Eberhard Müller’s voice rose to a fever pitch as he spoke about local, seasonal food recently with WNYC’s Amy Eddings.
“You’re doing yourself a favor, you’re doing the environment a favor, by eating locally and by eating a product that’s really, really in season,” said the former chef at Lutece and Le Bernardin. His voice lowered as he reigned in his passion for seasonal food. “We don’t eat potatoes in January or February. We don’t eat basil in January or February. It’s not right. It isn’t meant to be.”
Instead, the time to eat basil is now — when it’s in season and can be paired with its seasonal counterpart, tomatoes.

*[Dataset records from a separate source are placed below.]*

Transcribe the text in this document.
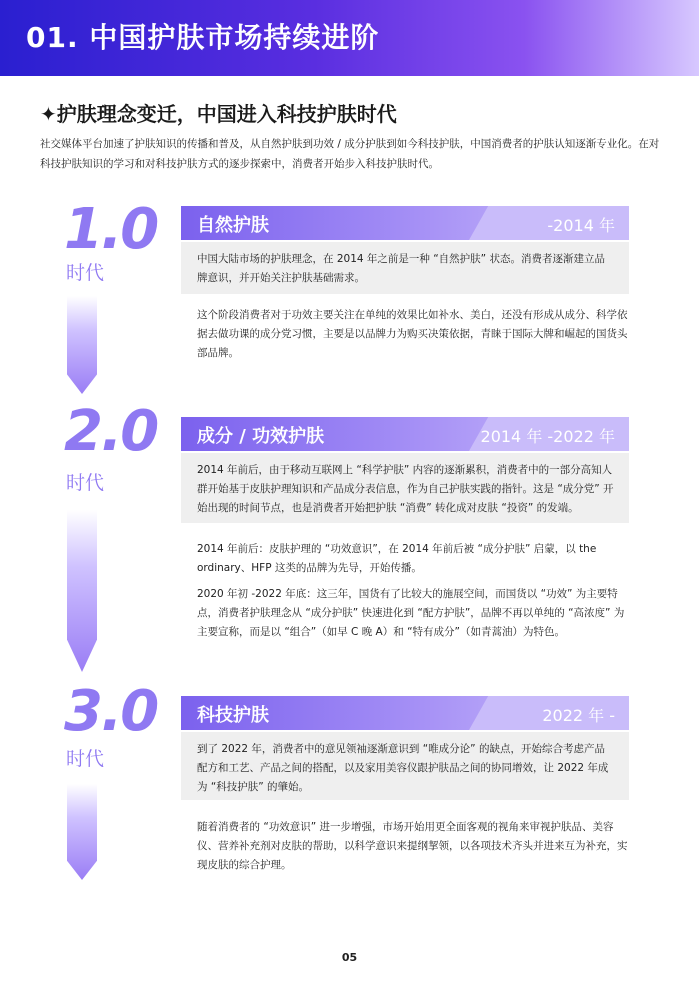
01. 中国护肤市场持续进阶
✦护肤理念变迁，中国进入科技护肤时代
社交媒体平台加速了护肤知识的传播和普及，从自然护肤到功效 / 成分护肤到如今科技护肤，中国消费者的护肤认知逐渐专业化。在对科技护肤知识的学习和对科技护肤方式的逐步探索中，消费者开始步入科技护肤时代。
1.0
时代
自然护肤	-2014 年
中国大陆市场的护肤理念，在 2014 年之前是一种 “自然护肤” 状态。消费者逐渐建立品牌意识，并开始关注护肤基础需求。
这个阶段消费者对于功效主要关注在单纯的效果比如补水、美白，还没有形成从成分、科学依据去做功课的成分党习惯，主要是以品牌力为购买决策依据，青睐于国际大牌和崛起的国货头部品牌。
2.0
时代
成分 / 功效护肤	2014 年 -2022 年
2014 年前后，由于移动互联网上 “科学护肤” 内容的逐渐累积，消费者中的一部分高知人群开始基于皮肤护理知识和产品成分表信息，作为自己护肤实践的指针。这是 “成分党” 开始出现的时间节点，也是消费者开始把护肤 “消费” 转化成对皮肤 “投资” 的发端。
2014 年前后：皮肤护理的 “功效意识”，在 2014 年前后被 “成分护肤” 启蒙，以 the ordinary、HFP 这类的品牌为先导，开始传播。
2020 年初 -2022 年底：这三年，国货有了比较大的施展空间，而国货以 “功效” 为主要特点，消费者护肤理念从 “成分护肤” 快速进化到 “配方护肤”，品牌不再以单纯的 “高浓度” 为主要宣称，而是以 “组合”（如早 C 晚 A）和 “特有成分”（如青蒿油）为特色。
3.0
时代
科技护肤	2022 年 -
到了 2022 年，消费者中的意见领袖逐渐意识到 “唯成分论” 的缺点，开始综合考虑产品配方和工艺、产品之间的搭配，以及家用美容仪跟护肤品之间的协同增效，让 2022 年成为 “科技护肤” 的肇始。
随着消费者的 “功效意识” 进一步增强，市场开始用更全面客观的视角来审视护肤品、美容仪、营养补充剂对皮肤的帮助，以科学意识来提纲挈领，以各项技术齐头并进来互为补充，实现皮肤的综合护理。
05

With his wife, Paulette Satur, Müller runs Satur Farms on the North Fork of Long Island. (Satur and Müller below, photographed by Shonna Valeska.) The farm specializes in salad greens and supplies some of the city’s top restaurant with traditional Genovese basil, as well as green and purple micro-basil.
Satur explained that basil grown on a window sill won’t have the intensity of flavor as the plants grown in the field. “The leaves will be a little softer because it’s not getting the intense light, it’s not getting the wind,” she said. “It’s like grapes. It’s almost like the grapes have to struggle to develop their flavors.”
The trick, however, is not to water right before harvesting. Müller divulged the secret as to why Satur Farms’ wild arugula is particularly flavorful: They don’t water two days before harvesting. “It’s the same thing in potted plants,” he said. “Potted plants you don’t want to water two hours before you clip them. You water the night before and then you snip them for lunch.”
Müller also noted that the biggest difference in the city’s food industry, for chefs and homecooks alike, is availability. Not only are there many more local farms supplying fresh produce to New York City’s restaurants, the variety of vegetables available has grown, as well.
Try a recipe for grilled tomatillo and purple basil salsa, below.
Grilled Tomatillo and Purple Basil Salsa
from Food and Wine
- 1 pound tomatillos, husked
- 1 large ear of corn, shucked
- 1 small red onion, sliced 1/3 inch thick
- 4 slices of bacon
- 1 garlic clove, minced
- 1/2 chipotle chile in adobo, minced
- 1/4 cup torn purple basil leaves
- Salt and freshly ground pepper
1. Light a grill or preheat a grill pan. Grill the tomatillos and corn over a moderately hot fire or moderate heat until lightly charred all over, about 4 minutes per side. Transfer to a plate. Grill the onion slices until lightly charred, about 3 minutes per side. Remove the charred skins from the tomatillos and quarter them. Slice the corn kernels off the cob. Cut the onion into 1/4-inch dice.
2. In a skillet, fry the bacon until crisp. Drain on paper towels and coarsely chop. In a bowl, combine the garlic with the chipotle, then stir in the tomatillos, corn, onion and bacon. Fold in the purple basil, season with salt and pepper and serve.